QUARTO: Zion by Kate Lister Campbell

/ / Fiction, home, Monthly

          This summer, all the kids call themselves Zion. They come one by one and hang on the fence behind the backboard, then drift in until they’re standing under the basket, waiting for the rebound off my shot. Teams form by nods and dissolve at eleven or twenty-one, each of us breaking off into the veins of city streets and subway tunnels. The summer I emigrated, every kid on the courts wanted to be like Mike, and I was thrilled because that was my name, Mikhail. The last time my sister and I got chased home in Minsk, my parents decided: Israel or America, whichever we could reach first. Chubby, with harsh Russian dribbling down my chin, my second language became one of cuts and jumps, of lay-ups punctuated with a single English word. Dude! I cried, when my shot fell through the hoop, when I got fouled, when I slapped my sweaty hand against a tall teenager’s after a play. Dude, they always replied, their faces lit with sweat and admiration. 
         
My sons are too young to join the pick-ups downtown, and I doubt they’ll want to anyway. My youngest is so loving he won’t throw the basketball at me. He hugs it and runs across the blacktop of the playground near Central Park. “Here, Daddy,” he says, and places it gently in my hands. My older one likes grass fields to fall on. He prefers to stick a foot between his opponent’s legs, then tumble to the ground before standing to defend his innocence. “I was going for the ball,” he shouts and throws his hands in the air. “Come on, he was going for the ball,” I yell at the soccer ref from the sidelines, though I know he wasn’t. 
         
In our bright breakfast nook, a huge calendar hangs on the wall, the days divided into neat colored sections, the boys’ hours nestled safely inside the weeks that will carry them to adulthood.

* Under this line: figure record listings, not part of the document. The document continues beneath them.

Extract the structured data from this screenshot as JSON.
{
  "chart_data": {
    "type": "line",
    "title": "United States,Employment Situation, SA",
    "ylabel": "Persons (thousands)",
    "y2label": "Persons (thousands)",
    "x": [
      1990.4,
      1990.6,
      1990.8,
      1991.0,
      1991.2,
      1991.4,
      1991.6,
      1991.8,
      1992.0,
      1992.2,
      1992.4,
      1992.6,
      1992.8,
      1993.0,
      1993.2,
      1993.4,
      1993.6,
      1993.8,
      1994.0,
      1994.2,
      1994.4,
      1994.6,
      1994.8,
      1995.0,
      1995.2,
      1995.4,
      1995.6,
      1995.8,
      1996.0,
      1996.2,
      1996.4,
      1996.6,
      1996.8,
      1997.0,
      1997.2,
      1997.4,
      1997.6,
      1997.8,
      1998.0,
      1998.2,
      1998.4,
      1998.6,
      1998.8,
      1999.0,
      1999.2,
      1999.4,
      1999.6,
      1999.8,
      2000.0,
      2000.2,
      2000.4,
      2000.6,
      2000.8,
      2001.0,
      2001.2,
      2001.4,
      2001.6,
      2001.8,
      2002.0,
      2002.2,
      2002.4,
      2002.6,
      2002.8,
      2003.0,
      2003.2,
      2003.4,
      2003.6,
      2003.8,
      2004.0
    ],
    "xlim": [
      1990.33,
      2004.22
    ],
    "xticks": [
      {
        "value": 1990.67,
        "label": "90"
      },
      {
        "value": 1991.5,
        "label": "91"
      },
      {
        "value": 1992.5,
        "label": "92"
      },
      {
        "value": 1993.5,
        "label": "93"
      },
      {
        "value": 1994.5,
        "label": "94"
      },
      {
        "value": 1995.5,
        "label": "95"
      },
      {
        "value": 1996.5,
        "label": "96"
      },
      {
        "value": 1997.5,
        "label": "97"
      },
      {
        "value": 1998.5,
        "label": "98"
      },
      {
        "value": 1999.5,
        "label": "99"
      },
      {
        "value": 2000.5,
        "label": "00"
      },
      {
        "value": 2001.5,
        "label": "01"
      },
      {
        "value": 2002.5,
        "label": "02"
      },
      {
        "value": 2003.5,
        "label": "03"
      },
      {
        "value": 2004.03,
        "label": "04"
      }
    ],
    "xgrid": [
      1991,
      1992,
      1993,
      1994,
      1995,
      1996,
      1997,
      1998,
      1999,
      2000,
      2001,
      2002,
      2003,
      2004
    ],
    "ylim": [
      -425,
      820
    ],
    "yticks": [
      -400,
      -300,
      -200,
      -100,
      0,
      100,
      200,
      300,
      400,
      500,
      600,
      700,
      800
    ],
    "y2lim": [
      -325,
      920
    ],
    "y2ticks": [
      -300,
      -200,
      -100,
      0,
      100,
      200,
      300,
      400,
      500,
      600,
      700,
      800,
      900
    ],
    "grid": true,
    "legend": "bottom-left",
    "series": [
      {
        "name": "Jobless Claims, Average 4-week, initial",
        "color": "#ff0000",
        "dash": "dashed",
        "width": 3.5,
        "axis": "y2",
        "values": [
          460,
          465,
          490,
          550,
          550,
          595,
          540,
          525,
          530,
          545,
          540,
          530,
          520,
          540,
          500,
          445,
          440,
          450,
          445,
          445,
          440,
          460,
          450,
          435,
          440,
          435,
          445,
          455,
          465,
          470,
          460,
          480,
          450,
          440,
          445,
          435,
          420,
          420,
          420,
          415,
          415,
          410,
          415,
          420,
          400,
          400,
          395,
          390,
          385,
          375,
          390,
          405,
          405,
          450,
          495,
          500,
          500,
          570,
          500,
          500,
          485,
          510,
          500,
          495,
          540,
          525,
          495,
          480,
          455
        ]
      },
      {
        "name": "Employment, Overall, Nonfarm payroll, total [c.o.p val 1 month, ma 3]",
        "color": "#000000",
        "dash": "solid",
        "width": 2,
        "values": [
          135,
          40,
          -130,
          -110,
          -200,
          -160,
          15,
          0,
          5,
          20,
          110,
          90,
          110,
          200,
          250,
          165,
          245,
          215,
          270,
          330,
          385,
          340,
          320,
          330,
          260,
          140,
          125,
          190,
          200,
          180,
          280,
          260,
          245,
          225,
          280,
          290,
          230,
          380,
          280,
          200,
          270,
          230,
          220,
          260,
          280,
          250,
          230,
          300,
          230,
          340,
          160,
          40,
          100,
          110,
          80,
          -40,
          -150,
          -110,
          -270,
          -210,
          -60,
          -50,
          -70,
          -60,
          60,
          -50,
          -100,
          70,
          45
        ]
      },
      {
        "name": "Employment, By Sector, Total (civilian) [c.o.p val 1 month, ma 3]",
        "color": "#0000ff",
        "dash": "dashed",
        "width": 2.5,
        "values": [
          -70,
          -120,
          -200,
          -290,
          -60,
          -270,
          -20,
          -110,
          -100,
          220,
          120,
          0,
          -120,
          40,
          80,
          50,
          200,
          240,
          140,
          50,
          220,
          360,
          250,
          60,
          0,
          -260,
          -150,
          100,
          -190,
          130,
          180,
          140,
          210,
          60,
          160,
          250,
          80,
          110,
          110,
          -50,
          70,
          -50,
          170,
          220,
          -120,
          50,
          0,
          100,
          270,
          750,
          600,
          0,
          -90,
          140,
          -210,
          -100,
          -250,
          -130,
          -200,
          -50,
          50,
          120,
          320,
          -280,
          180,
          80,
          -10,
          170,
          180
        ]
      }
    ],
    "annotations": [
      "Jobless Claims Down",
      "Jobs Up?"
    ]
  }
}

It resembles my own electronic one, blocked with meetings and calls, each hour traded for more money than my family had when we landed at JFK. On warm afternoons, I close my office door, shut down all three monitors and lie in the middle of the Isfahan rug. I recall a deep boredom, my sweating body splayed face-up before an English-squawking television, the laugh tracks breaking like waves while my parents were out searching for work. I remember the echo of the ball in the parking lot six stories below, and how I slammed it against the brown bricks of our apartment building, shooting into an invisible hoop again and again, beating away some unnamed thing while a wild hope climbed in me.